I am also afflicted with UPSC.  I am heading into chemo#6 and have tolerated it reasonably well.  Last CT scan was clear.  I cannot celebrate because of things I read, knowing the high probability of recurrence and mortality.  Now I am dealing with confusion about treatment going forward.  My oncologist hedged about going forward with radiation because of differing opinions related to benefits/risks for Stage IV patients.  I really could use some clarity about treatment of this disease and my best chance of survival going forward.  Any help I can get from this site would be welcome.  Thank you, Rose

NoTimeForCancer's picture
NoTimeForCancer
Posts: 2885
Joined: Mar 2013

Rose, to have or not to have radiation - that ha been quite a discussion here and gyn oncs seem not to have come to one conclusion.  I can only tell you what I was told by the radiologist, "when it recurs it tends to show at the vaginal cuff".  Well...I will say all the ladies here who have had recurrence I don't recall having it there - so did it prevent it or is it really not recurring there????  

For me, I had it.  I also think that since there is such a debate tells me there isn't enough done on uterine cancer research.  There are some good threads here, I suspect if you did a search on "radiation" I believe it will bring you to a good thread on it.  Please let us know how it is going.

Sharring
Posts: 24
Joined: Sep 2017

I only just started my journey...Stage lllc uterine mmmt. First chemo of 6 today. I am quickly realizing that this site is a god send for information and knowledge. We need to be able to ask questions...so we need to be informed and not with the old crap google spits out at us. I felt more prepared today because of real life recent posters like pinky and Kim. I found my oncologists responses quick and confident .  I will have to make the radiation decision soon myself and am going to soak up all the info from y,all that I can.  Keep communicating little one. I know it's hard when you are the caregiver but I promise you your mother in law will be very grateful for all your love and support! Wishing you all the best....

Littleone22
Posts: 10
Joined: Sep 2017

My mother in law just experienced a bowel obstruction due to a UPSC tumor (recurrence) that has grown and is pressing on the colon from the outside. They placed a stent in bowel to help but  the tumor may not be operable. Also fear that this means the current treatment (Avastin chemo) is not working. I know I should not google but I did. All I am reading about this kind of bowel obstrution due to tumor seems to indicate this may mean end of life could be very near and that the stent treatment is a temporary "pallative" solution. The weird thing is she did not mention this nor does it seem the oncologist discussed with her.
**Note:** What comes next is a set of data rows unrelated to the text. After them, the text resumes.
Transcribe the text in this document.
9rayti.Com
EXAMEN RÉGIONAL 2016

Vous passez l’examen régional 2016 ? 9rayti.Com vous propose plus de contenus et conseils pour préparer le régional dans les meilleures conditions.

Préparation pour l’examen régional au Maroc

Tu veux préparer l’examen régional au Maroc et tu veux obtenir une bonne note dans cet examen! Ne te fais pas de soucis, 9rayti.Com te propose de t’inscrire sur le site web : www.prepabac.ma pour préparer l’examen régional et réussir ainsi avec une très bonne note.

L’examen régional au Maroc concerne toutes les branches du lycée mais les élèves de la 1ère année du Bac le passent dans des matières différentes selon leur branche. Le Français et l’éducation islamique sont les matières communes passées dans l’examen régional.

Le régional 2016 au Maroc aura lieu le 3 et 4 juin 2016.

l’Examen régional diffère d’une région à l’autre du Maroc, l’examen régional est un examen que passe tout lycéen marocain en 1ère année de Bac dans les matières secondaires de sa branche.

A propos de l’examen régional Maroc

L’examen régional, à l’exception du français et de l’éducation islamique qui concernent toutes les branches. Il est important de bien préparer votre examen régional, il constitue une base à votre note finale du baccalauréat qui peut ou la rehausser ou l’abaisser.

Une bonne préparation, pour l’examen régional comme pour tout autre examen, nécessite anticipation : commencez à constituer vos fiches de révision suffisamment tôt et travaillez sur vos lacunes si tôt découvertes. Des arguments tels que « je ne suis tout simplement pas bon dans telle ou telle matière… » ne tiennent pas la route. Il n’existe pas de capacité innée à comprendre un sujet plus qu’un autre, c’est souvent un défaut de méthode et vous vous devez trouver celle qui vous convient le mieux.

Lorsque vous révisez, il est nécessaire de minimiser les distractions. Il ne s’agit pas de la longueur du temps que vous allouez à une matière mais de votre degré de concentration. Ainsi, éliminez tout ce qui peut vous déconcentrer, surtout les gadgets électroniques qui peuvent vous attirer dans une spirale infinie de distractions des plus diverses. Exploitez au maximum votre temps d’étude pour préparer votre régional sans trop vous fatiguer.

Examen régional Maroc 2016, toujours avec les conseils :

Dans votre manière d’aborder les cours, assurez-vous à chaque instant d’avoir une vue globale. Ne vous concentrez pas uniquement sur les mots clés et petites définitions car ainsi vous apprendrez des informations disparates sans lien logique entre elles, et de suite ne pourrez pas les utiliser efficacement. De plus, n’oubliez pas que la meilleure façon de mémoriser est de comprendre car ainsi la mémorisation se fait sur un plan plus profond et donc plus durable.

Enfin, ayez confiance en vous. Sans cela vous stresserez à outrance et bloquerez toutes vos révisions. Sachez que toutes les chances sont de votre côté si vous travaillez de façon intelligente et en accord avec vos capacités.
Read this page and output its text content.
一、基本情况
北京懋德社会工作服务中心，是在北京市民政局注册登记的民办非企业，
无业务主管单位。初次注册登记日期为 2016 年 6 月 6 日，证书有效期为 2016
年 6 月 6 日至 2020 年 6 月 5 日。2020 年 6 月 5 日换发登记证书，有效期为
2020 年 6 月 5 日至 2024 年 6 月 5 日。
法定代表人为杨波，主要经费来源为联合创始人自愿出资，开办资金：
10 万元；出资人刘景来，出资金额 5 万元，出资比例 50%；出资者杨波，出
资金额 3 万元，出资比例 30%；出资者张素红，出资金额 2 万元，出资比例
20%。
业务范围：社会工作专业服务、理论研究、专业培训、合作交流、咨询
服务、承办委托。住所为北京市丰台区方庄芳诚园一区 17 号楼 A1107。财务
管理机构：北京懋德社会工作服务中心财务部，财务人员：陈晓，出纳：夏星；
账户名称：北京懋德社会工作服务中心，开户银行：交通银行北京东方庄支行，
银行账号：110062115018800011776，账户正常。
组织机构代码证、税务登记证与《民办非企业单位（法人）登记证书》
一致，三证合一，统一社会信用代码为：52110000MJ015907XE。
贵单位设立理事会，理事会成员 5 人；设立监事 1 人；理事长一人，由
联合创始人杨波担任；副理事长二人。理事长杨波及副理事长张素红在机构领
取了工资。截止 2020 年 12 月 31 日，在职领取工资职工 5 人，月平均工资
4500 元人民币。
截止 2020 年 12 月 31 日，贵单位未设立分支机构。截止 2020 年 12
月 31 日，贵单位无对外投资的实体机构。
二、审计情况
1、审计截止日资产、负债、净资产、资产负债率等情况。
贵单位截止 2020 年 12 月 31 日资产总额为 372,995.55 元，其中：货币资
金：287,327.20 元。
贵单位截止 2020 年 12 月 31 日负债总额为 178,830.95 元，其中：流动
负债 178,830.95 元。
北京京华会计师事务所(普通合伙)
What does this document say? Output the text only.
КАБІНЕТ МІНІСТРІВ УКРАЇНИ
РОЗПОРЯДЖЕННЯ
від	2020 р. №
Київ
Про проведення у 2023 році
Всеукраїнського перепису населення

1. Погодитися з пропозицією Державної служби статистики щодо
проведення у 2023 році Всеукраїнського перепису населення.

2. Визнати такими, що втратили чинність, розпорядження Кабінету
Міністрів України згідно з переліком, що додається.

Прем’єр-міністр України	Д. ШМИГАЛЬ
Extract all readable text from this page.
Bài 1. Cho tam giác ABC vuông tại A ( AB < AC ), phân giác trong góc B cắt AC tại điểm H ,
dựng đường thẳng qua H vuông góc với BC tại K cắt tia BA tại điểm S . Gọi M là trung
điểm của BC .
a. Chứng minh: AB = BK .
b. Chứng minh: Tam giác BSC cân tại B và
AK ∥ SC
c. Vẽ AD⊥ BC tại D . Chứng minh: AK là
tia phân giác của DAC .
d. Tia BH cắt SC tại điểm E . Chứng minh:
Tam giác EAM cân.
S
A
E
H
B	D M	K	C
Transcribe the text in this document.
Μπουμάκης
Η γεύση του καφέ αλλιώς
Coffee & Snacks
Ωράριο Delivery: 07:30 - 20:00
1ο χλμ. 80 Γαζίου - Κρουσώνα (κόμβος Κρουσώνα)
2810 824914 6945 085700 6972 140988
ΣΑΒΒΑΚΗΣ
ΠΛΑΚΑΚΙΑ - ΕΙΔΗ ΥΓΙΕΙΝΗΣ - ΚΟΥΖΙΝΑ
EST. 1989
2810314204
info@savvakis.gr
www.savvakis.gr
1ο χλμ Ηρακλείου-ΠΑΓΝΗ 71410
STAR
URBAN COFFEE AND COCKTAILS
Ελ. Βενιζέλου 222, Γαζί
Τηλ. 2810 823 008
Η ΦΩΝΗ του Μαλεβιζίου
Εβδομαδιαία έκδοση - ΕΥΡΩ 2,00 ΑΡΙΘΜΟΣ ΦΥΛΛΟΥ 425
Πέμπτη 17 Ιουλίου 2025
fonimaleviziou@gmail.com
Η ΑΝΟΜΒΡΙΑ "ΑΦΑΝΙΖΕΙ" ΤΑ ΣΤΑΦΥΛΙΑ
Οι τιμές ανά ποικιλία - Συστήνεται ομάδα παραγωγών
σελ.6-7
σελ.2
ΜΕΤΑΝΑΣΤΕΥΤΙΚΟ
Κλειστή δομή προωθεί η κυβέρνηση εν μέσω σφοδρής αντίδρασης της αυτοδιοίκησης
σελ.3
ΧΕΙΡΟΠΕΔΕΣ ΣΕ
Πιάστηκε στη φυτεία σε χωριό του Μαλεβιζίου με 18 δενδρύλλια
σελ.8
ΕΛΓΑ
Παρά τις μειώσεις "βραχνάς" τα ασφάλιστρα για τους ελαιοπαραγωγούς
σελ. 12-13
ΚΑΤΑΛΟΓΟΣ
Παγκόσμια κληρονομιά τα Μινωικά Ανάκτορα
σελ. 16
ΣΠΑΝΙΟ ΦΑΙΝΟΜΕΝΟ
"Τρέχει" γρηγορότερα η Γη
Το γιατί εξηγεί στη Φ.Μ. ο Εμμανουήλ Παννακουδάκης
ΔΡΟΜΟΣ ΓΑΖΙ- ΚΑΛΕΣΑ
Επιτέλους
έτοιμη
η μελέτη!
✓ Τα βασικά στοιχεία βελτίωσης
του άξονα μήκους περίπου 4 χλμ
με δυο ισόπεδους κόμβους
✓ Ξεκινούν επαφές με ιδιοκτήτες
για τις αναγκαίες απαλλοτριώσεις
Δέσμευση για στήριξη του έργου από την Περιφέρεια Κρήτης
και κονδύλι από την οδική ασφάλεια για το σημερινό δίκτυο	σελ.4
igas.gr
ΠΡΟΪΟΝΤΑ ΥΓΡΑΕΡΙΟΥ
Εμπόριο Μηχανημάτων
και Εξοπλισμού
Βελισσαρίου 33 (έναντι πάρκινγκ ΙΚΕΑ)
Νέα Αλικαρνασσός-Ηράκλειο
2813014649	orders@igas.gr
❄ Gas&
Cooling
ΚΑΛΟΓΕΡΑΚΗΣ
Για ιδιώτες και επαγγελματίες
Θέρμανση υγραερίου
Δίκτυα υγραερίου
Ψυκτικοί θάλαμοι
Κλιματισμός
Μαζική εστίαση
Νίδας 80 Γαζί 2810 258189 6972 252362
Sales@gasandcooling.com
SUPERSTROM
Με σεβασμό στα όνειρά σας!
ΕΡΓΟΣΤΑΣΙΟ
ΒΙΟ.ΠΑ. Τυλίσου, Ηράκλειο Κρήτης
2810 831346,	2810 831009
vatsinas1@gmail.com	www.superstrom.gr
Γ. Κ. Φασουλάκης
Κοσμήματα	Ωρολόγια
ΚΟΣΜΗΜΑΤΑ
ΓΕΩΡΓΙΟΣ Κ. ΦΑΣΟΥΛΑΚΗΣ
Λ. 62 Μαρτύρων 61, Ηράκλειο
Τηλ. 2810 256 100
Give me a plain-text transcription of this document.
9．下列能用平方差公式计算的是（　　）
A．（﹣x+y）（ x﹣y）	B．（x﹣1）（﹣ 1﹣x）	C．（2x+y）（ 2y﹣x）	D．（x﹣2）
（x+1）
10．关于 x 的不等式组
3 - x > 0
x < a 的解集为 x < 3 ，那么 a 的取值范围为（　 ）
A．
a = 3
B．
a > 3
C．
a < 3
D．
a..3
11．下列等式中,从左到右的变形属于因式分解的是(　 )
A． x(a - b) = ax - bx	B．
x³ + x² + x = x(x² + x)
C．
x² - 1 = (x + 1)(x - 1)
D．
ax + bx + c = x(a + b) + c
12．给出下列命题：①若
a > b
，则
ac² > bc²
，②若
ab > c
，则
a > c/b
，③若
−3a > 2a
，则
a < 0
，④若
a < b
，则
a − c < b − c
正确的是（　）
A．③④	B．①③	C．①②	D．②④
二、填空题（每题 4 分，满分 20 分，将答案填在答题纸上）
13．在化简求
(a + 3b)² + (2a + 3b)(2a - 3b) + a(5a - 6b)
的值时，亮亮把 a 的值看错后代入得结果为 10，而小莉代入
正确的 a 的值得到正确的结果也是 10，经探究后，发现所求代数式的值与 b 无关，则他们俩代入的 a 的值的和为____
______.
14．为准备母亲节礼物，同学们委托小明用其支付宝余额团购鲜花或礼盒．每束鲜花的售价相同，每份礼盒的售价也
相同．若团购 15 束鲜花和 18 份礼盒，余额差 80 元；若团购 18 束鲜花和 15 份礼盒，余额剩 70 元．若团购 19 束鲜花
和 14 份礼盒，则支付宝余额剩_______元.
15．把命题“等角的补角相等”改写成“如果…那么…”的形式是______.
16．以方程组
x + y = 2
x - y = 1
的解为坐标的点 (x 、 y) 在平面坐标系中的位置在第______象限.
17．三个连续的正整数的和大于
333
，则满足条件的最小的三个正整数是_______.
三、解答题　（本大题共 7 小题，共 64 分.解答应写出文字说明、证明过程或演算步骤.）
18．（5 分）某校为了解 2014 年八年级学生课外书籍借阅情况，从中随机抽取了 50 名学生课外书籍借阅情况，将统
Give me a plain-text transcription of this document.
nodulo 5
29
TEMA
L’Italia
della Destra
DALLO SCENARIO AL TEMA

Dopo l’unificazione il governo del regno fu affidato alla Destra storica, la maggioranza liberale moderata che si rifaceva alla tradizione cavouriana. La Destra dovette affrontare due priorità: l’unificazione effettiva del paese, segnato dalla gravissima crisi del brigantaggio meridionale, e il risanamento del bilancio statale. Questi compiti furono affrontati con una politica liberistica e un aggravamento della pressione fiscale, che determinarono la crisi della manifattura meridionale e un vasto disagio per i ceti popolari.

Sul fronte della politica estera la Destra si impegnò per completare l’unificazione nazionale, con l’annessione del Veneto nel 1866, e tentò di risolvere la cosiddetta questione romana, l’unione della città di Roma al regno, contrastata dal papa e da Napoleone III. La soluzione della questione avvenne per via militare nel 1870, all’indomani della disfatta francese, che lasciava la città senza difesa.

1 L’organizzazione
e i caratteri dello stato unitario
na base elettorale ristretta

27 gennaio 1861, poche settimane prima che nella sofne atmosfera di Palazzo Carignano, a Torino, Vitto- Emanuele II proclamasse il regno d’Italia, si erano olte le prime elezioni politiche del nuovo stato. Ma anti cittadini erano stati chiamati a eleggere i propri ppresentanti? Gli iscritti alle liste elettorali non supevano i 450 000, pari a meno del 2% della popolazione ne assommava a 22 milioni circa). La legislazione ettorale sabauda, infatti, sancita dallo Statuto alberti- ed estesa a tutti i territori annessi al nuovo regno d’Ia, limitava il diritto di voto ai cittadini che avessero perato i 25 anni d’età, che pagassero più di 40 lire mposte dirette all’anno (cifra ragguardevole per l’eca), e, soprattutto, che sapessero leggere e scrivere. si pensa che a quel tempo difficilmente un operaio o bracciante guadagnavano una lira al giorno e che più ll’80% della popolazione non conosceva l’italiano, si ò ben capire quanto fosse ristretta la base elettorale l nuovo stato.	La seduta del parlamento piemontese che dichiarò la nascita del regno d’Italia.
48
Has anyone experienced anything similar or do you have any input? We live across the country and I want to talk to my husband asap about going to see his mom asap if this is the case but at the same time I do not want to scare him if this is not the case.

 

 

Lou Ann M's picture
Lou Ann M
Posts: 996
Joined: Feb 2015

Two years ago I had a bowel obstruction caused by a recurrent tumo.  It was intwined between my intestines.  They removed it surgericly, put me back to get her , and I am fine.  I have to take a stool softener every night.  I have had no real problems with that.